Nous avons accueilli en juillet 2012 la représentation de Suréna, la dernière tragédie de Corneille, spectacle dont la beauté avait subjugué le public de la Semaine de Théâtre Antique. Lorsque Florence Beillacou, la fondatrice et metteuse en scène de la Cie La Lumineuse nous a contactés pour nous parler de son nouveau projet, monter la première tragédie de Corneille, nous n’avons pas hésité un instant à lui dire que nous programmerions cette pièce pour notre vingtième édition, tant son travail de restitution contemporaine du théâtre baroque avec ses codes de jeu spécifiques nous avait convaincus.

Le « jeune Corneille » joue avec délices, dans cette pièce non bridée par les exigences du « classicisme » à venir, du monstrueux et du fantastique, dans une langue puissamment charnelle et passionnée. Il explore avec une extrême finesse l’humanité sise au cœur et au corps d’un personnage dont la violence verbale et meurtrière explose le tabou suprême de l’infanticide. Si sa Médée manifeste une hubris glaçante et grandiose, comme dans toutes les versions du mythe, et suscite chez le spectateur, comme il se doit dans le théâtre tragique, terreur et pitié, elle est aussi l’être blessé piégé par les passions et ambitions des autres qui nous émeut profondément.
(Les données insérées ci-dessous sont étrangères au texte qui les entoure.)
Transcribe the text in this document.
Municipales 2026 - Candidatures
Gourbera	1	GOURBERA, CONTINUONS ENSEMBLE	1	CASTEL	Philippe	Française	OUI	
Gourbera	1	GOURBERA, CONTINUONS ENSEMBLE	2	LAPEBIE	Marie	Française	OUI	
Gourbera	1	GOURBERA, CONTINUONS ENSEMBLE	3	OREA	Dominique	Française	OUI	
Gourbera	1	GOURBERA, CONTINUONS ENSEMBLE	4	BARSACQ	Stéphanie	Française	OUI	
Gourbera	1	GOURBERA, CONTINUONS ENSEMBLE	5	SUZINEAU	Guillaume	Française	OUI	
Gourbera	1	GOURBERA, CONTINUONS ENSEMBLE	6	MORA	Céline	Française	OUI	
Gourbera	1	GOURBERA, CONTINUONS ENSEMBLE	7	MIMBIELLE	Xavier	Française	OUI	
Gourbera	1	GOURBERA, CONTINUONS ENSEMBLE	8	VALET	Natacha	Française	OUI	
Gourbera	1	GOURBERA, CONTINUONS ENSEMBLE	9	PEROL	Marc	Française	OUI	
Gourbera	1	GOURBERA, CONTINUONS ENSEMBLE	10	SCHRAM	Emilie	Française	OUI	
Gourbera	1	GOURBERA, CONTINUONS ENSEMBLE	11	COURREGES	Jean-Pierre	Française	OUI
La diction baroque, le jeu frontal des comédiens, l’éclairage à la bougie, les panneaux dorés glissants situant la grotte ou le palais, sont mobilisés par une mise en scène dont l’esthétique plonge le public dans une atmosphère raffinée et irréelle. A ce baroque conjoint de la langue et des effets visuels et sonores, s’ajoute le resserrement sur l’action permis par la réduction d’environ 1/5 ème du texte, la suppression de personnages secondaires et le renforcement du rythme par la ponctuation de percussions.